Sebut saja salah satu yang sangat populer adalah ”Tayue jak dikeu ditoeh geuntet, tayu jak dilikoet di koh likoet” (artinya kalau disuruh jadi pemimpin akan berkhianat dan kalau menjadi rakyat akan memberontak pada pemimpinnya). Ungkapan ini diucapkan untuk merefleksikan bahwa betapa tidak konsistenya sebagian mereka yang penuh ambisi untuk memperoleh kekuasaan dengan cara-cara yang tidak benar.Kita juga perlu mencermati refleksi sejarah akan eksistensi persatuan rakyat Aceh sebagai pelajaran sehingga tidak terjungkal dalam kisah yang sama. Hanya keledai dungulah yang sering jatuh dalam lubang yang sama. Sebut saja kisah panjang patriotisme rakyat Aceh melawan dan mengusir penjajahan Portugis, Belanda, Jepang yang diakhiri dengan kemerdekaan Indonesia. Dengan lantang seorang Tgk Daud Beureueh berani mewakili rakyat Aceh untuk menyatakan bergabung dengan Indonesia.

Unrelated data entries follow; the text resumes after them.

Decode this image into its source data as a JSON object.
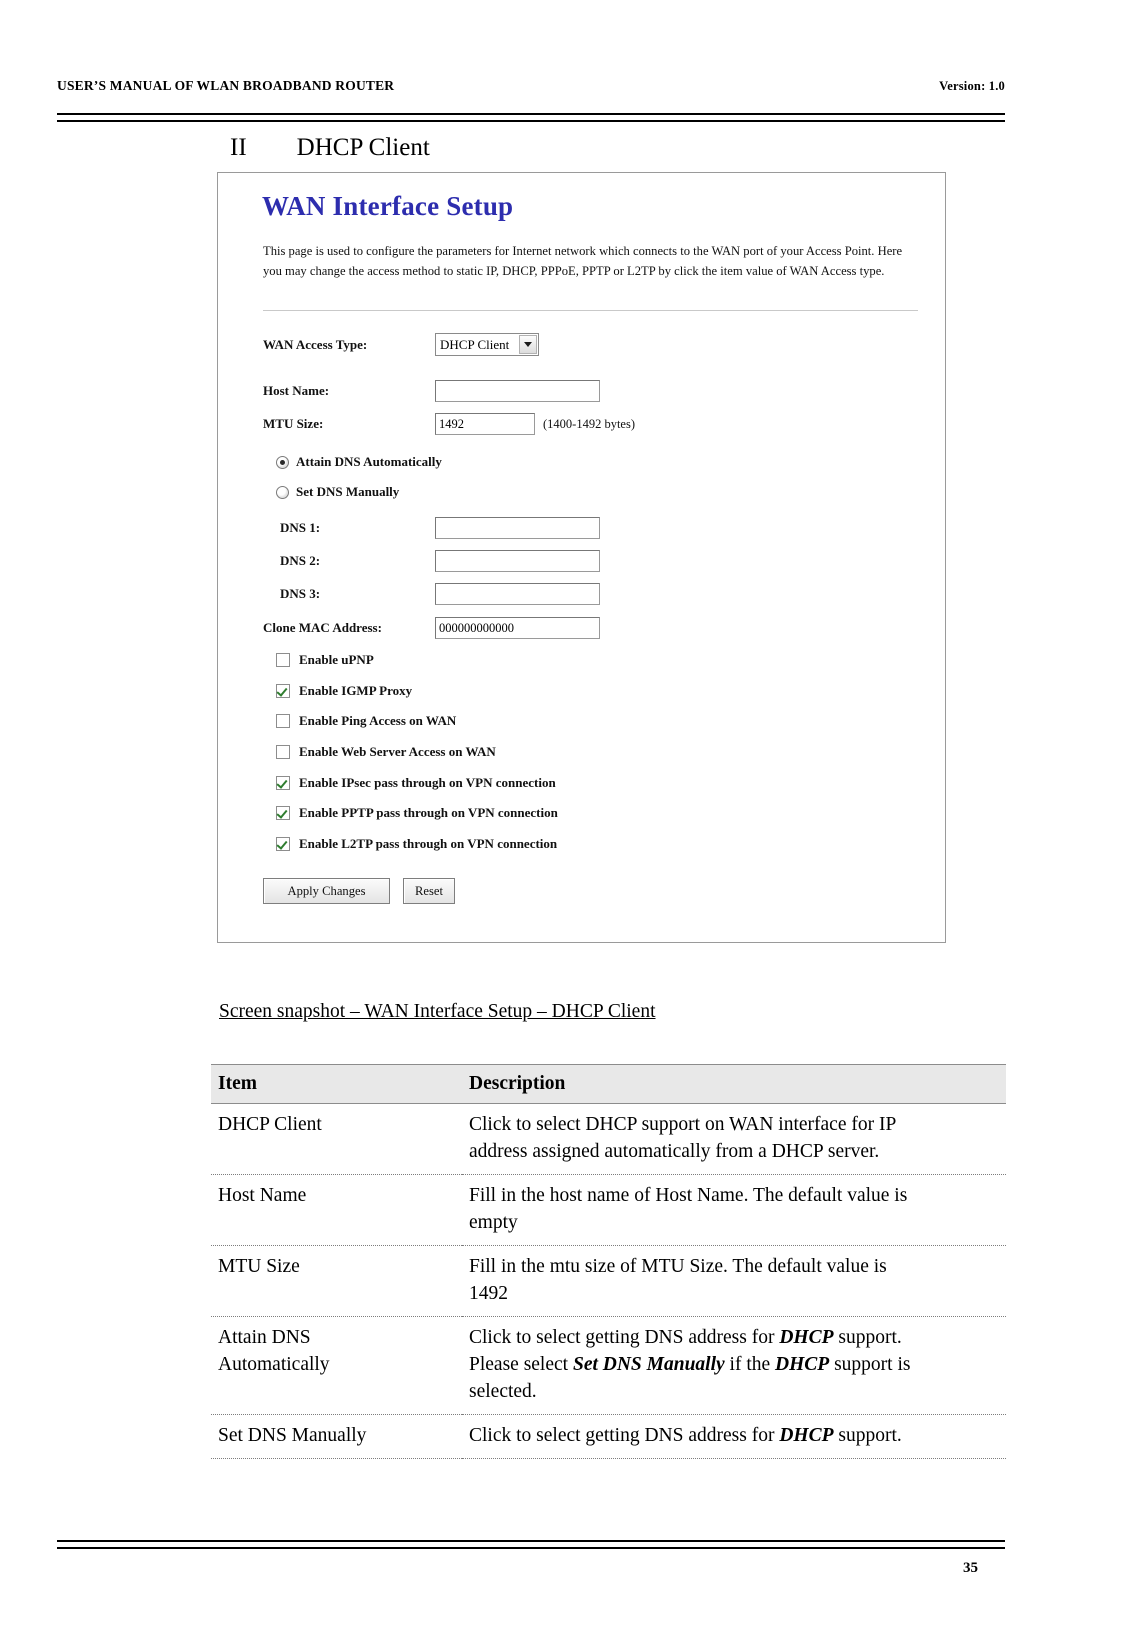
{
  "header": {
    "left": "USER’S MANUAL OF WLAN BROADBAND ROUTER",
    "right": "Version: 1.0"
  },
  "section": {
    "number": "II",
    "title": "DHCP Client"
  },
  "screenshot": {
    "title": "WAN Interface Setup",
    "intro": "This page is used to configure the parameters for Internet network which connects to the WAN port of your Access Point. Here you may change the access method to static IP, DHCP, PPPoE, PPTP or L2TP by click the item value of WAN Access type.",
    "fields": {
      "wan_access_type_label": "WAN Access Type:",
      "wan_access_type_value": "DHCP Client",
      "host_name_label": "Host Name:",
      "host_name_value": "",
      "mtu_size_label": "MTU Size:",
      "mtu_size_value": "1492",
      "mtu_hint": "(1400-1492 bytes)",
      "dns1_label": "DNS 1:",
      "dns1_value": "",
      "dns2_label": "DNS 2:",
      "dns2_value": "",
      "dns3_label": "DNS 3:",
      "dns3_value": "",
      "clone_mac_label": "Clone MAC Address:",
      "clone_mac_value": "000000000000"
    },
    "radios": [
      {
        "label": "Attain DNS Automatically",
        "checked": true
      },
      {
        "label": "Set DNS Manually",
        "checked": false
      }
    ],
    "checkboxes": [
      {
        "label": "Enable uPNP",
        "checked": false
      },
      {
        "label": "Enable IGMP Proxy",
        "checked": true
      },
      {
        "label": "Enable Ping Access on WAN",
        "checked": false
      },
      {
        "label": "Enable Web Server Access on WAN",
        "checked": false
      },
      {
        "label": "Enable IPsec pass through on VPN connection",
        "checked": true
      },
      {
        "label": "Enable PPTP pass through on VPN connection",
        "checked": true
      },
      {
        "label": "Enable L2TP pass through on VPN connection",
        "checked": true
      }
    ],
    "buttons": {
      "apply": "Apply Changes",
      "reset": "Reset"
    }
  },
  "caption": "Screen snapshot – WAN Interface Setup – DHCP Client",
  "table": {
    "headers": [
      "Item",
      "Description"
    ],
    "rows": [
      {
        "item": "DHCP Client",
        "desc_lines": [
          "Click to select DHCP support on WAN interface for IP",
          "address assigned automatically from a DHCP server."
        ]
      },
      {
        "item": "Host Name",
        "desc_lines": [
          "Fill in the host name of Host Name. The default value is",
          "empty"
        ]
      },
      {
        "item": "MTU Size",
        "desc_lines": [
          "Fill in the mtu size of MTU Size. The default value is",
          "1492"
        ]
      },
      {
        "item": "Attain DNS Automatically",
        "item_lines": [
          "Attain DNS",
          "Automatically"
        ],
        "desc_rich": [
          [
            {
              "t": "Click to select getting DNS address for "
            },
            {
              "t": "DHCP",
              "b": true
            },
            {
              "t": " support."
            }
          ],
          [
            {
              "t": "Please select "
            },
            {
              "t": "Set DNS Manually",
              "b": true
            },
            {
              "t": " if the "
            },
            {
              "t": "DHCP",
              "b": true
            },
            {
              "t": " support is"
            }
          ],
          [
            {
              "t": "selected."
            }
          ]
        ]
      },
      {
        "item": "Set DNS Manually",
        "desc_rich": [
          [
            {
              "t": "Click to select getting DNS address for "
            },
            {
              "t": "DHCP",
              "b": true
            },
            {
              "t": " support."
            }
          ]
        ]
      }
    ]
  },
  "footer": {
    "page_number": "35"
  }
}
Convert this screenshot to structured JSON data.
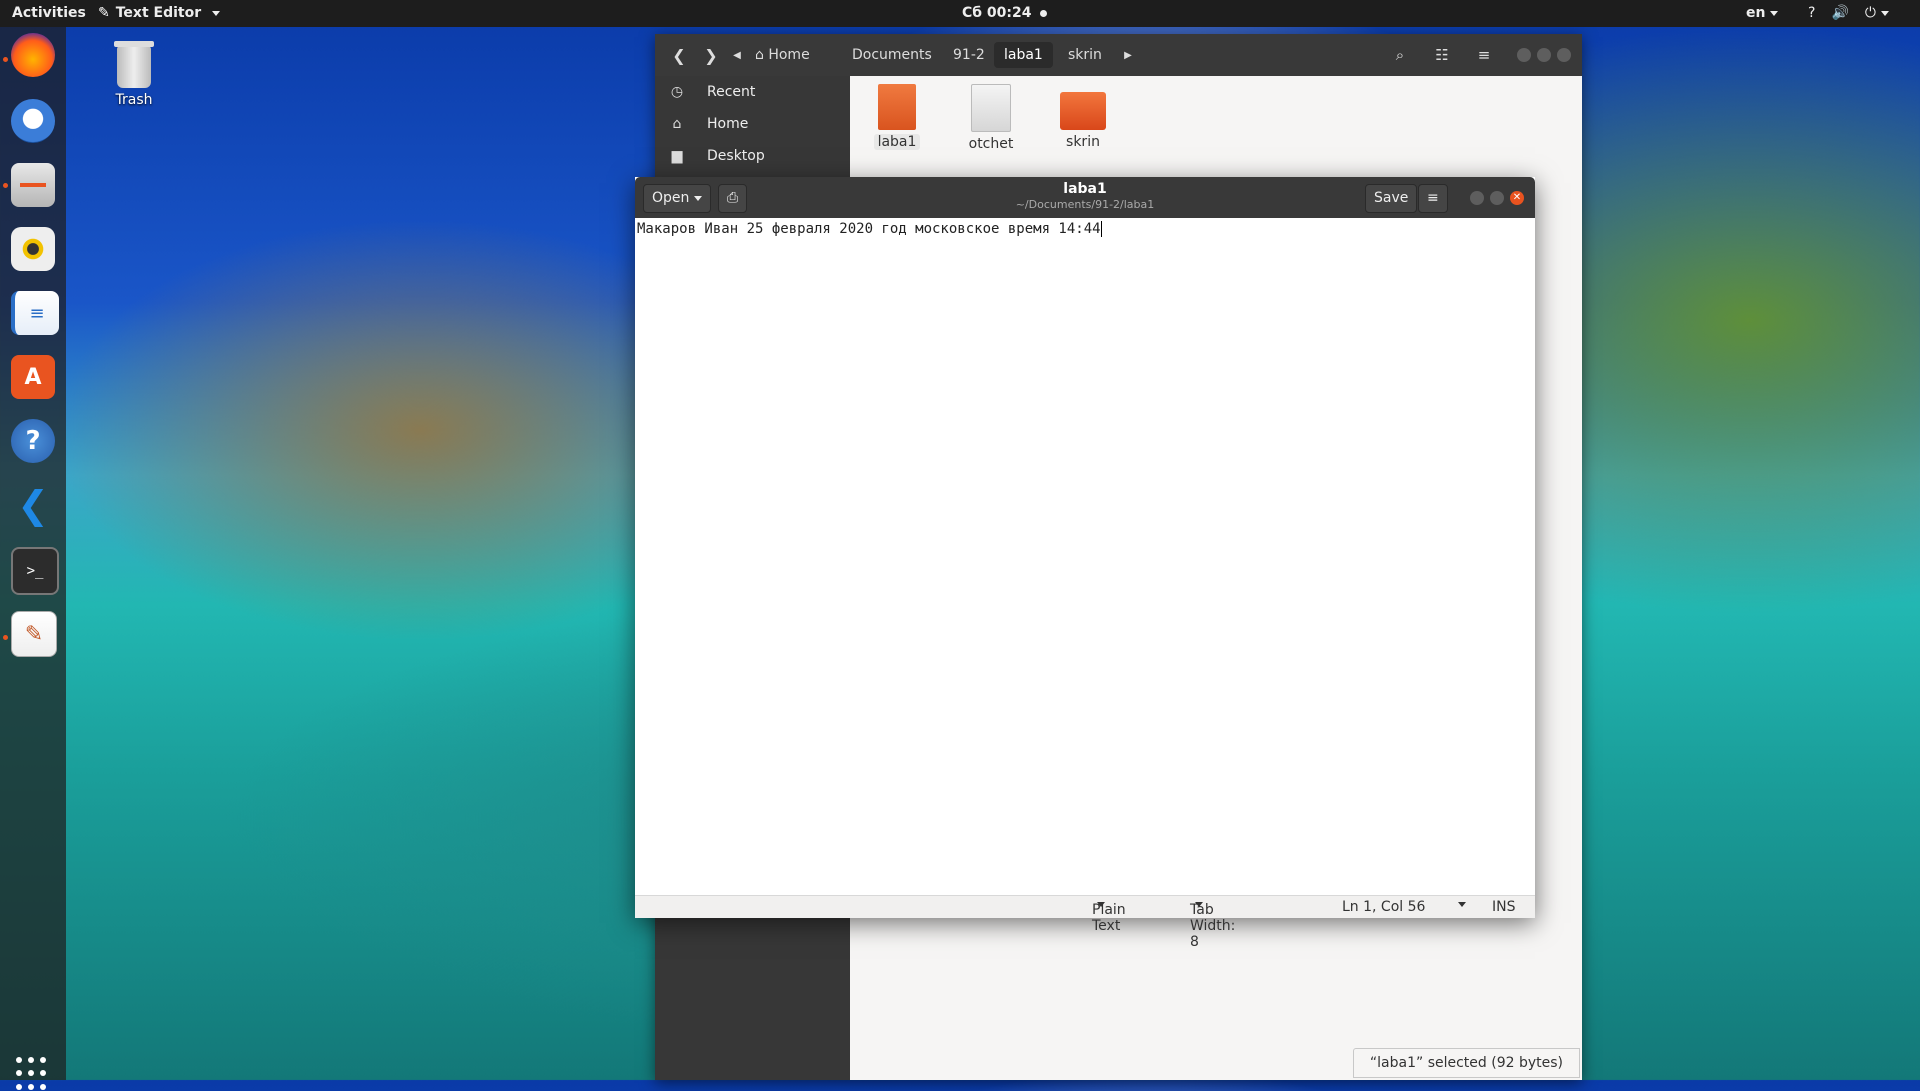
{
  "topbar": {
    "activities": "Activities",
    "app_menu": "Text Editor",
    "clock": "Сб 00:24",
    "language": "en"
  },
  "dock": {
    "items": [
      "firefox",
      "thunderbird",
      "files",
      "rhythmbox",
      "libreoffice-writer",
      "ubuntu-software",
      "help",
      "vscode",
      "terminal",
      "text-editor"
    ]
  },
  "desktop": {
    "trash_label": "Trash"
  },
  "file_manager": {
    "breadcrumbs": [
      "Home",
      "Documents",
      "91-2",
      "laba1",
      "skrin"
    ],
    "active_crumb": "laba1",
    "sidebar": [
      {
        "label": "Recent",
        "icon": "clock-icon"
      },
      {
        "label": "Home",
        "icon": "home-icon"
      },
      {
        "label": "Desktop",
        "icon": "folder-icon"
      }
    ],
    "files": [
      {
        "name": "laba1",
        "kind": "text-file",
        "color": "#e06530",
        "selected": true
      },
      {
        "name": "otchet",
        "kind": "document",
        "color": "#e2e2e2",
        "selected": false
      },
      {
        "name": "skrin",
        "kind": "folder",
        "color": "#e95420",
        "selected": false
      }
    ],
    "status": "“laba1” selected (92 bytes)"
  },
  "text_editor": {
    "open_label": "Open",
    "save_label": "Save",
    "title": "laba1",
    "path": "~/Documents/91-2/laba1",
    "content": "Макаров Иван 25 февраля 2020 год московское время 14:44",
    "status": {
      "language": "Plain Text",
      "tab_width": "Tab Width: 8",
      "position": "Ln 1, Col 56",
      "mode": "INS"
    }
  },
  "colors": {
    "accent": "#e95420",
    "close_button": "#e9531f",
    "header": "#393939"
  }
}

Padahal kalau beliau lebih arif dan demokratis, belum tentu rakyat Aceh setuju terhadap langkah tersebut.Hasil deklarasi Tgk Daud Beureueh akhirnya melahirkan konflik baru atas ketidakpuasan beliau terhadap janji Soekarno. Perlawananpun dikobarkan untuk melawan ketidakadilan pemerintahan Soekarno. Perlawanan berakhir dengan lahirnya perjanjian Lamteh yang diprakarsai oleh beberapa tokoh Aceh dan tentunya dengan beberapa janji baru terhadap tuntutan yang digelorakan rakyat Aceh.Dalam masa damai banyak tokoh dan pejuang Aceh, seakan larut dengan penghargaan dan keuntunga ekonomi yang mereka terima. Mereka lupa bahwa persatuan masih dibutuhkan untuk menuntut konsistensi pemerintah pusat dalam mengimplementasikan butit-butir perjanjian. Ketakutan dan keengganan untuk menggugat pemerintah pusat terhadap apa yang telah mereka janjikan, melemahkan daya tawar Aceh untuk mendapatkan apa sebenarnya menjadi hak mereka.

Saat ini mereka yang dahulu mengaku pejuang, aktivis dan tokoh masyarakat Aceh larut dalam memperjuangkan kepentingan ekonomi dan kekuasaan masing-masing. Kita terpecah belah dalam perebutan kekuasaan dan kekayaan. Sehingga muncul pertanyaan apakah persatuan rakyat Aceh hanya ada dalam perang?.Kita tidak ingat bahwa persatuan masih dibutuhkan karena memang perjuangan belum usai. Jangan saling sikut, karena kita perlu berjalan seiring layaknya dalam perang sehingga kita tidak mudah menjadi sasaran tembak lawan. Jangan terlena dengan kekuasaan, penghargaan dan keuntungan ekonomi, sementara kita melupakan hakekat perjuangan yang ingin dicapai.Semua lapisan rakyat Aceh baik bekas kombatan, aktivis, tokoh masyarakat, tokoh politik dan tokoh agama harus bersatu padu mengawal pelaksanaan butir-butir MOU Helsinki.
Kita harus waspada terhadap pengalihan isu dalam upaya pengaburan esensi MOU Helsinki. Kita harus mengawal bersama kalau tidak ingin Aceh kembali tertipu.Kita harus ingat persatuan tidak hanya dibutuhkan saat perang, karena saat damaipun persatuan sangat dibutuhkan. Aceh sudah cukup banyak ditipu, karena memang kita mau ditipu. Sekarang saatnya menguatkan tekad dalam satu derap langkah yang seayun dan seirama berjuang untuk Aceh yang lebih bermartabat. (Taduek tadeng beusaban pakat sang seuneusap meu ado-a, bek dile pike keu hudep mangat segoh ta ingat keu nasib bangsa,nyo masanyoe geutanyoe lalee, hana le wate peubibeuh bangsa).